Ahora leyendo: "Lección de alemán", por Siegfried Lenz.

 Un verdadero descubrimiento este Lenz. Eso es lo malo (o bueno, según se mire) que tienen los premios: que proyectan al escritor premiado a todas las lenguas y países, mientras que los no premiados quedan en el ostracismo. Porque siendo Günter Grass y Heinrich Böll premios Nobel de literatura, uno se pregunta que habrá hecho o dejado de hacer este tipo para no conseguir tal galardón. Siegfried Lenz tiene una calidad literaria que, en algunos textos, supera claramente a los de sus compatriotas, especialmente en lo referente al aspecto formal, al dominio del lenguaje. Tras leer El barco faro, comienzo con esta.
  La prosa de Lenz es preciosista, con un afán por la descripción minuciosa y una lentitud en el tempo que parece más ruso que alemán. Tal vez los temas no están tan implicados en la sociedad alemana de posguerra ni en el escudriñamiento de la mente humana como los de Böll o Grass (sobre todo Böll), ese, tal vez, sea el único defecto que le pueda poner a este autor.
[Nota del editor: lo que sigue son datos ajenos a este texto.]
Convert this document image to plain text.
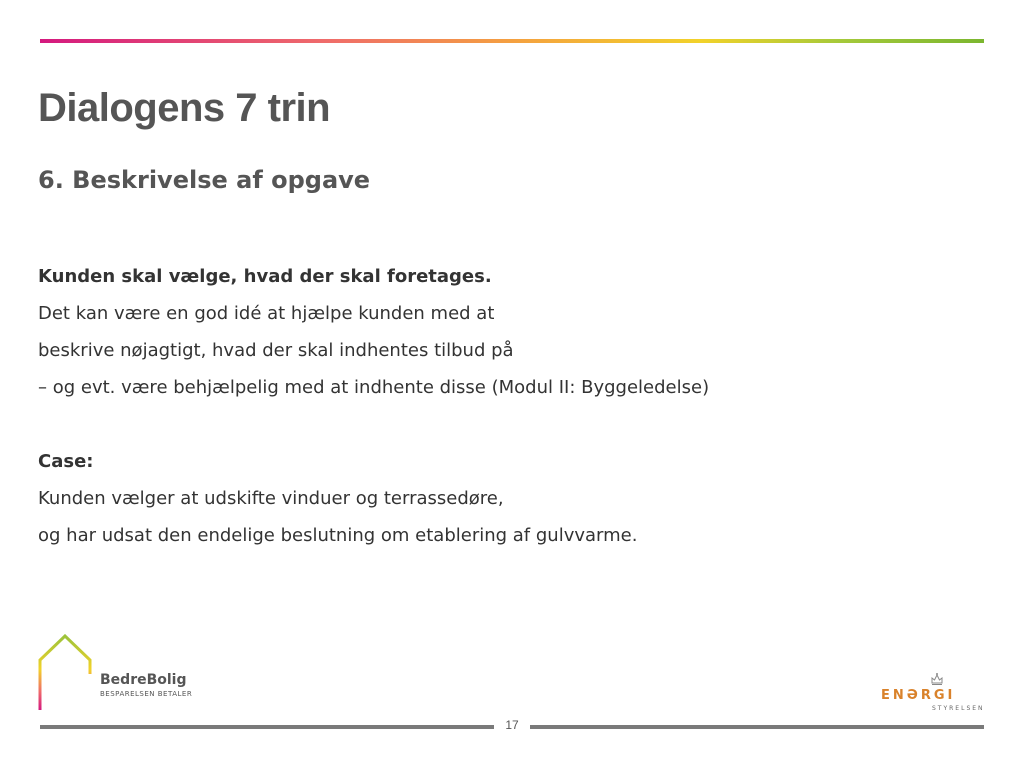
Dialogens 7 trin
6. Beskrivelse af opgave
Kunden skal vælge, hvad der skal foretages.
Det kan være en god idé at hjælpe kunden med at
beskrive nøjagtigt, hvad der skal indhentes tilbud på
– og evt. være behjælpelig med at indhente disse (Modul II: Byggeledelse)
Case:
Kunden vælger at udskifte vinduer og terrassedøre,
og har udsat den endelige beslutning om etablering af gulvvarme.
BedreBolig
BESPARELSEN BETALER
17
ENƏRGI
STYRELSEN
En eso no encaja tan bien en la llamada "Literatura de escombros" que psicoanalizaba la culpa germánica por haberse dejado llevar por los cantos de sirena del nazismo.
 En Lección de alemán, Siegfried Lenz toma un hecho trivial, la redacción de una composición literaria de un joven en un centro penitenciario, para pintar un fresco de la sociedad del momento, con una transición suave y perfectamente engrasada, tanto que nos lleva de un lado para otro sin que el lector se llegue a dar cuenta.
  Una suerte descubrir autores como Lenz, un verdadero bálsamo tras la lectura de novelas actuales con un ritmo apresurado y periodístico.